Para los caudillos revolucionarios de las naciones atrasadas y marginales del siglo XX, la Revolución se ha convertido en una vía hacia el desarrollo, con los resultados que todos conocemos.
Los modelos de desarrollo que hoy ofrecen el Este y Oeste son compendios de horrores: ¿se pueden inventar modelos más humanos y que correspondan a lo que se es?
Gente de las afueras, moradores de los suburbios de la historia, los latinoamericanos son los comensales no invitados que se han colado por la puerta trasera de Occidente; los intrusos que han llegado a la función de la modernidad cuando las luces están a punto de apagarse – llegan tarde a todas partes–, nacieron cuando ya era tarde en la historia.
Tampoco se tiene un pasado o, si lo tienen, han escupido sobre sus restos. Sus pueblos se echaron a dormir durante un siglo y mientras dormían los robaron y ahora andan en andrajos. No se logra conservar ni siquiera lo que los españoles dejaron al irse, se han apuñalado entre ellos.

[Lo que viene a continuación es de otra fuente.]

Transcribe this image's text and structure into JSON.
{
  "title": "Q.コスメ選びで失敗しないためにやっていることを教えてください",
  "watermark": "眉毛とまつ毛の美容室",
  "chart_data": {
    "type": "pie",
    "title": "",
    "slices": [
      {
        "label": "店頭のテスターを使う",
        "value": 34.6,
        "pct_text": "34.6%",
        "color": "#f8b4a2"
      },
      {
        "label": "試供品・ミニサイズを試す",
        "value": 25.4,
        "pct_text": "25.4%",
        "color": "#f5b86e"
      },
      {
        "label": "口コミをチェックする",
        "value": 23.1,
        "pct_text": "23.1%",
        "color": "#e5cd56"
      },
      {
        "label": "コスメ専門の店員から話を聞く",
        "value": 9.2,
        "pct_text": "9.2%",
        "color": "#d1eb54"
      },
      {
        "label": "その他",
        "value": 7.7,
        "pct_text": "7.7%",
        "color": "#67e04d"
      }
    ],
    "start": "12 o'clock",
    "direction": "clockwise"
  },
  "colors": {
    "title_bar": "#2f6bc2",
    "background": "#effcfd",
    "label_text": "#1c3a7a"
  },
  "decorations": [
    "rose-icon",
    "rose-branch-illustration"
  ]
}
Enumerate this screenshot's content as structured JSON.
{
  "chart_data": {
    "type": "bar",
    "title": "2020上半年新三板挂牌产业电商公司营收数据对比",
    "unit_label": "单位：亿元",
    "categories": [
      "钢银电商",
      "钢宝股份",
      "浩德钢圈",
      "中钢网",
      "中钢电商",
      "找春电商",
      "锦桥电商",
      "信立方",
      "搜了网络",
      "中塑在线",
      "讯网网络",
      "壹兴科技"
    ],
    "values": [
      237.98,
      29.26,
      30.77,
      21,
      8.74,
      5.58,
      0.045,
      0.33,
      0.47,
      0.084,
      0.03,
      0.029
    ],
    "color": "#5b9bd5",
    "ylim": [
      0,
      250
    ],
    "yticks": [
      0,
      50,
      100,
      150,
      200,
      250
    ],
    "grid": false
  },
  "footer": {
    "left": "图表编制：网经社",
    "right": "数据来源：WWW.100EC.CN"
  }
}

Y ahora, ¿serán al fin capaces de pensar por su cuenta? ¿Podrán concebir un modelo de desarrollo que sea su versión de la modernidad, o más aún del neoliberalismo y la globalización?, ¿Proyectar una sociedad que no esté fundada en la dominación de los otros y que no termine ni en los helados paraísos policiales del Este ni en las explosiones de náuseas y odio que interrumpen el festín del Oeste?
Abordando un nivel que implica la situación del supuesto “nuevo orden mundial” ¿podrían los Estados Unidos dialogar con ellos?
Es posible, a condición de que aprendan antes a hablar con ellos mismos, con su propia otredad: con sus negros, sus chicanos y sus jóvenes. Habría que decir algo parecido a los latinoamericanos: la crítica del otro comienza con la crítica de uno mismo.